Ranjeet Rane, Research Assistant with Takshashila Institution’s Cyber Security Team, argues for an urgent debate between the government and citizens on privacy rights and limitations in India, given the recently implemented Centralized Monitoring System.
While Mr. Edward Joseph Snowden gets to spend a year in Russia thanks to political asylum granted to him by the Russian president, the world is still recovering from the aftermath of the diplomatic quagmire his revelations of the U.S. Mass Surveillance Project brought in its wake. To some, Mr. Snowden is a hero who exposed the machinations of Big Brother. Regardless, the irony in Mr. Snowden’s choice of Russia as the staging ground for his apparent war against clandestine surveillance should not be lost on us.
If one looks beyond the news articles on clandestine surveillance, it would be fair to say that the Snowden incident has now made it necessary to initiate a debate on balancing the concerns of privacy and security in India. Indeed, the need for such is debate is even more pressing given the recent announcement of the Government of India to implement a Centralized Monitoring System (CMS) for the “lawful interception and monitoring” of electronic communication channels in the country comes at a time when the contours of a Privacy law are ill-defined in the country.
In the absence of laws that provide for the safeguarding of privacy and regulating data retention, ordinary citizens lack clarity on how their personal information is collected, stored, used and shared. Such practices are contradictory to the various interpretations of Article 19 & Article 21 of the Indian Constitution by the Supreme Court that indirectly uphold the Right to Privacy.
At present, lawful interception is vaguely defined within various Sections of the colonial-era Telegraph Act 1885. Among the more recent laws, Sections 69 & 69B of the Information Technology Act 2008 further expand the mandate for lawful interception, which may be exercised “when [the authorized officers] are satisfied that it is necessary or expedient” to do so in the interest of:
The sovereignty or integrity of India;
defense of India;
security of the State;
friendly relations with foreign States;
preventing incitement to the commission of any cognizable offence relating to above; or
for investigation of any offence.
The directions under Section 69 can be issued by officers both at the central and state level, directions under Section 69B can only be issued by the Secretary of the Department of Information Technology under the Union Ministry of Communications and Information Technology. The analogous wording in the section coupled with the lack of exact definitions makes the nature of the powers of the Intercepting Officers synonymous with “discretionary.”
As for Data Retention, Section 67C of the Information Technology Act requires ‘intermediaries’ to maintain and preserve information. The nature of this information and the duration for the same was to be specified in a separate set of Rules to be issued by the Central Government. Apart from the Cyber Café Rules 2011 no such rules have been framed. These Rules have led to a vast database of photo-copies of “ID proof” documents getting collected with cyber cafes across the country. Incidents of such documents been used for acquiring mobile SIM cards have also been highlighted by news reports.

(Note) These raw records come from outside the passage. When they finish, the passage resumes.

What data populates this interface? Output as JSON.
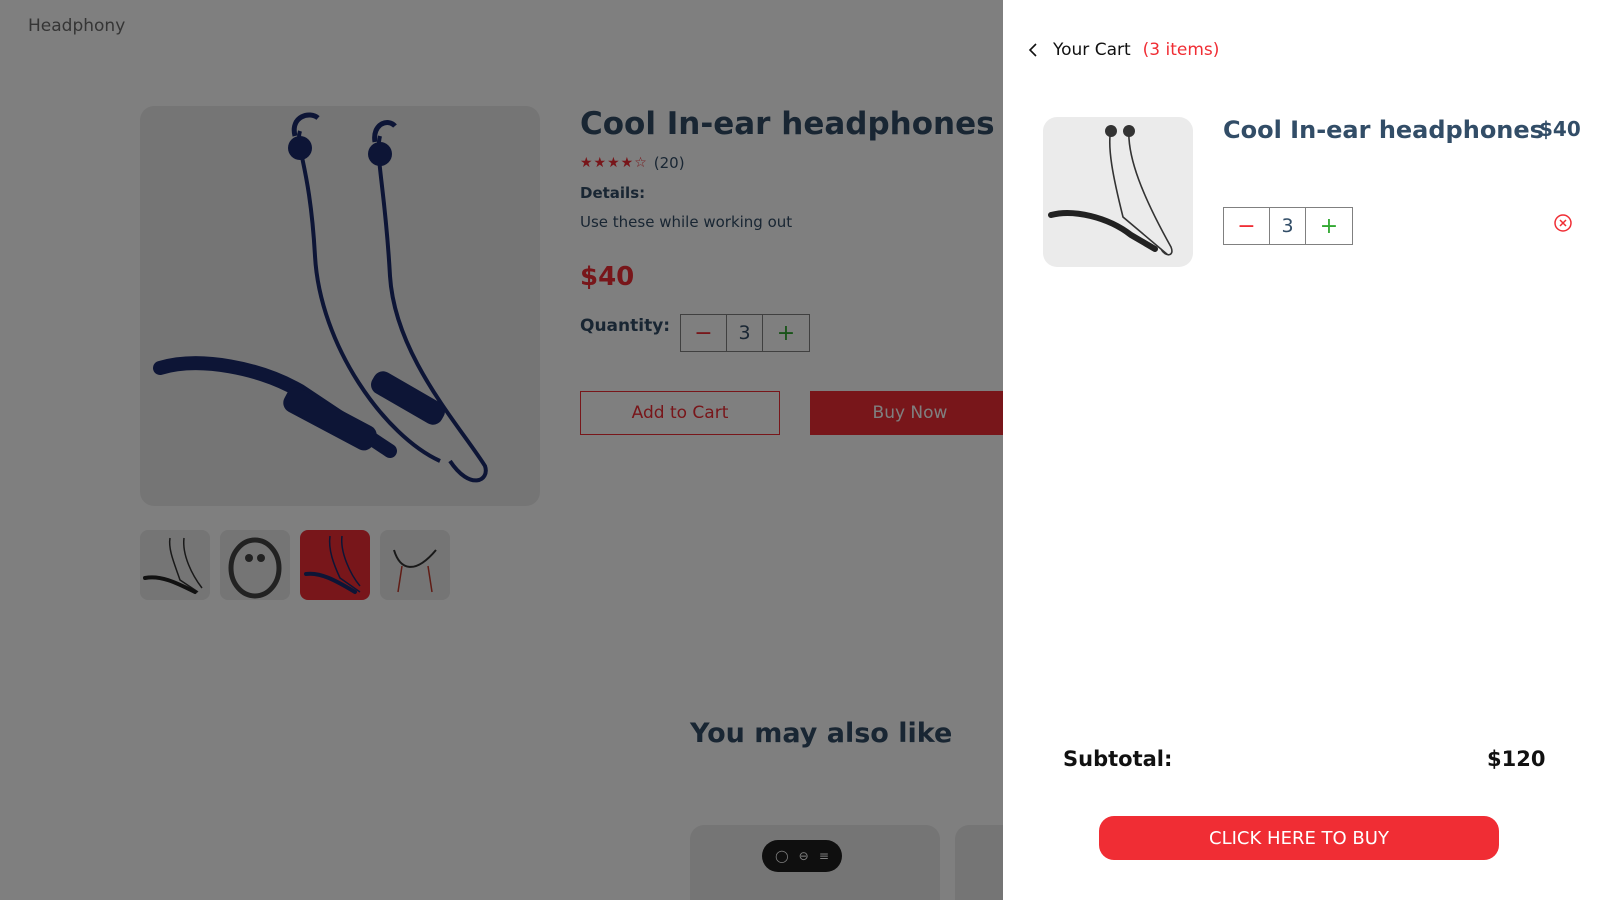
{
  "brand": {
    "logo_text": "Headphony"
  },
  "product": {
    "title": "Cool In-ear headphones",
    "stars": "★★★★☆",
    "rating_count": "(20)",
    "details_label": "Details:",
    "details_text": "Use these while working out",
    "price": "$40",
    "quantity_label": "Quantity:",
    "quantity": "3",
    "add_to_cart_label": "Add to Cart",
    "buy_now_label": "Buy Now",
    "thumbnail_count": 4,
    "active_thumbnail": 3
  },
  "recommendations": {
    "heading": "You may also like"
  },
  "cart": {
    "heading": "Your Cart",
    "count_label": "(3 items)",
    "items": [
      {
        "name": "Cool In-ear headphones",
        "price": "$40",
        "quantity": "3"
      }
    ],
    "subtotal_label": "Subtotal:",
    "subtotal_value": "$120",
    "checkout_label": "CLICK HERE TO BUY"
  },
  "colors": {
    "accent": "#f02d34",
    "text": "#324d67",
    "plus": "#31a831",
    "image_bg": "#ebebeb",
    "overlay": "rgba(0,0,0,0.5)"
  },
  "icons": {
    "back": "chevron-left-icon",
    "remove": "circle-x-icon",
    "minus": "minus-icon",
    "plus": "plus-icon",
    "star": "star-icon"
  }
}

It is clear from the examples above that there is complete lack of accountability and responsibility when it comes to the government controlling private data of the citizens. If the Government of India plans to implement the CMS or is already using Lawful Intercept and Monitoring (LIM) systems, then there is an urgent need for public discourse on this issue.
While current controls and accountability around lawful interception of personal data are not assuring, the ‘voluntary’ collection of citizen data through UID programs require further security provisions and clarity on how such data collected will be stored, which agencies will have access to it and with whom it will be shared. While a one-size-fits-all rule cannot be applied for data collected through interception systems or data voluntarily provided by citizens to avail various government benefits, it doesn’t take away the need to address the issues of privacy associated with both the categories.
Indeed, concerns of privacy cannot be wished away merely by citing vague threats to national security. National security, can of course, trump concerns of privacy in extraordinary circumstances, but these ought to be the exception rather than the rule. The status quo will only add to the rapidly escalating trust-deficit between the Government and its citizens. While the draft of the Right to Privacy Bill has been making the rounds for quite some time, it hasn’t yet been opened for public consultation.
Policies on privacy cannot be formulated only in the privacy of the corridors of power. Ultimately, it is imperative that the Government involve and consider the views of a much wider spectrum of stakeholders while formulating legislation on the basic rights of 1.2 billion people to own, control and share information about themselves.